Granted, the story was accurate, but these days headlines can get retweeted thousands of times. Next thing you know, half the planet's misinformed.
Besides, if I'm making a presentation to an executive staff and one of my slides is titled "Your products aren't competitive," I'd better have the facts to back that assertion up or I won't be consulting for that company very long.
Recently, The Wall Street Journal reported that bad grammar is invading the workplace. Ironically, I find typos and missing words in their articles from time to time. And I'm a big fan of the Journal. I guess we all make mistakes.
But this isn't all about typos, fact-checking, or misleading headlines. The blogosphere is full of bloggers who use whatever surveys or research they can find to support sensationalist viewpoints. The problem is that science and deductive reasoning often go out the window in the endless pursuit of clicks.
Around this time last year, I came upon an article on Health.com, which also happens to be owned by Time Inc., called "10 Careers With High Rates of Depression." The premise was that some jobs contribute to depression more than others. Sounds reasonable enough, right? Not exactly.
After some digging, I discovered that the source data (which wasn't provided in the article) was from the National Survey on Drug Use and Health, a relatively large questionnaire that included two questions: 1) Have you had instances of depression? and 2) What's your job?
There's only one problem. You simply can't conclude a causal, scientific relationship between jobs and depression based solely on that survey, as the article did. In fact, it would be just as logical to deduce that depressed people are attracted to certain jobs as it would be to conclude that certain jobs contribute to depression. And get this. The story was picked up -- hook, line, sinker, and the rest of the fishing pole -- by all sorts of reputable publications, from Forbes and The Huffington Post to Yahoo (YHOO) and Psychology Today.
Now, you might be tempted to call this a media problem. After all, we've got a relentless 24x7 news cycle, there are billions of eyeballs to capture, and the shelf-life of news and commentary keeps getting shorter and shorter. Couple that with ever-shrinking budgets and you can see why journalistic quality is suffering.
Okay, but isn't that more or less symptomatic of the world we live in? Isn't the pace of technology and innovation accelerating? Aren't product life cycles constantly shrinking? Don't we all have to be on 24x7? Aren't we all being asked to do more with less? You know the answers.
By extension, is it any wonder that Hewlett-Packard's (HP) board hired Leo Apotheker when most of the directors had no idea why he'd been canned by SAP (SAP) and had never even met the guy before voting to appoint him as CEO of a $100 billion public company?
Should it come as a surprise that Yahoo appointed Scott Thompson as CEO, a guy who was forced to resign just four months into the job because he misrepresented his educational credentials on his resume, something that probably would have come out if the board had vetted him properly?

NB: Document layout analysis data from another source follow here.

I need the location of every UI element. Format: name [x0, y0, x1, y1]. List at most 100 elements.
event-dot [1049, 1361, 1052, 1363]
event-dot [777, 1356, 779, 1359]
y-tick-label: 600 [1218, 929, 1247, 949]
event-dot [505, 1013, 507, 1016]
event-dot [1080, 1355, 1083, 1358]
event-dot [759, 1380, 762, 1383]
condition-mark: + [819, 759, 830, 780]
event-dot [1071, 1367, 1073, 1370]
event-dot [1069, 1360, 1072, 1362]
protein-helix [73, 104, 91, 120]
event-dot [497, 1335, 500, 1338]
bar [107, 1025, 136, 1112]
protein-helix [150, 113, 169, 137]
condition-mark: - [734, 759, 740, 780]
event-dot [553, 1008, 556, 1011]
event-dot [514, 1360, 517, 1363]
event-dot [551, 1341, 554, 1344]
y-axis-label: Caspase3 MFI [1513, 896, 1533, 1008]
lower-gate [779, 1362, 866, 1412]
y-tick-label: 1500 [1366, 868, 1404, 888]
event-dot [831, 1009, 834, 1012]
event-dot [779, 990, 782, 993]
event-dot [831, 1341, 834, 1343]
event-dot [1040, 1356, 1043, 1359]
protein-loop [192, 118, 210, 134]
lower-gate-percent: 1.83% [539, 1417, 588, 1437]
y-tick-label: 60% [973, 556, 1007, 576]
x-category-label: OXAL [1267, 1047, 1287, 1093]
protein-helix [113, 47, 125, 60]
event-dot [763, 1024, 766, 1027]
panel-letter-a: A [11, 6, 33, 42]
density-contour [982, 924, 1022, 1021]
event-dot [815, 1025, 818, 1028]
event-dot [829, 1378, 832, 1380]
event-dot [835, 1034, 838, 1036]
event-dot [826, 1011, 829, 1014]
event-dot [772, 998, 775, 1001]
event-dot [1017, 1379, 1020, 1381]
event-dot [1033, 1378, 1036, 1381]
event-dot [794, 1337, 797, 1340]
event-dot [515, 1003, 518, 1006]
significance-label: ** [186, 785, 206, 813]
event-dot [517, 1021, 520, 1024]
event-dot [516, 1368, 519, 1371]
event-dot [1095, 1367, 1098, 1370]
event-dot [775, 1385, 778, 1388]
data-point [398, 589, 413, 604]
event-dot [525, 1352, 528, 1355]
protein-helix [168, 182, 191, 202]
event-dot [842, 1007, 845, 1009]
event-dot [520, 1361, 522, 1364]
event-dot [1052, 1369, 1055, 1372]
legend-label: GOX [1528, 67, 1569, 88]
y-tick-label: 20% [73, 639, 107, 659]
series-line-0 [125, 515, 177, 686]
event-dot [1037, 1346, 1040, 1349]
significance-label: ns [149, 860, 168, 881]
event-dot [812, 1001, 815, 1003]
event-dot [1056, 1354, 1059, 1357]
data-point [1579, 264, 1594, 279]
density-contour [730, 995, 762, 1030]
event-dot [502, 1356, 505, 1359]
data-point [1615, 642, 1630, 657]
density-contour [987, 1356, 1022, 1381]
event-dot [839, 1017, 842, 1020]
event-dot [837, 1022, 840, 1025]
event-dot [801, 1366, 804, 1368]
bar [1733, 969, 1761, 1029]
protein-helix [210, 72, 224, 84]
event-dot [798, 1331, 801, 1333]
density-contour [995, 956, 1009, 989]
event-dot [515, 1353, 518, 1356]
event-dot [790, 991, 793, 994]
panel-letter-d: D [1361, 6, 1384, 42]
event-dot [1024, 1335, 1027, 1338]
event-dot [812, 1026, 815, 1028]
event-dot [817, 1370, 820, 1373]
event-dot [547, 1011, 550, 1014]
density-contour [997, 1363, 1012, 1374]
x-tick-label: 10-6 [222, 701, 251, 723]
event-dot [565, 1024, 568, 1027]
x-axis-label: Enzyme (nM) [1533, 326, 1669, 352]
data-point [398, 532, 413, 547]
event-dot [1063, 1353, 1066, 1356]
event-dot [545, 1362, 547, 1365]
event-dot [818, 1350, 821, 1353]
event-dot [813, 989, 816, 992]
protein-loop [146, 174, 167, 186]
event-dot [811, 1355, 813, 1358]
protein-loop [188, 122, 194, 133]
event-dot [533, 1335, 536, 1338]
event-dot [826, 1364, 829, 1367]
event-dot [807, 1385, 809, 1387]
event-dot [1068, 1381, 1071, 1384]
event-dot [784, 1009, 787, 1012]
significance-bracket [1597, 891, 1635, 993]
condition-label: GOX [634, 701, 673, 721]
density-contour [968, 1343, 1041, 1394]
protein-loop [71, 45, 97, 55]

Don't even get me started on JPMorgan's (JPM) recent multibillion dollar trading blunder or the real reason why Detroit's automakers had to be bailed out -- because for too many years they paid workers way too much to make crappy cars and then paid them even more to retire.
I certainly don't have all the answers, but I do know one thing. When it comes to quality, customer service, and attention to detail, business leaders and executives sure talk a good game. And while our deficiencies in those areas are not the only reasons for the conspicuously disappearing "Made in America" tag, if we ever want it to return, we have to put our money where are mouths are and bring back pride in American workmanship.
Update: Clarification in paragraph 10.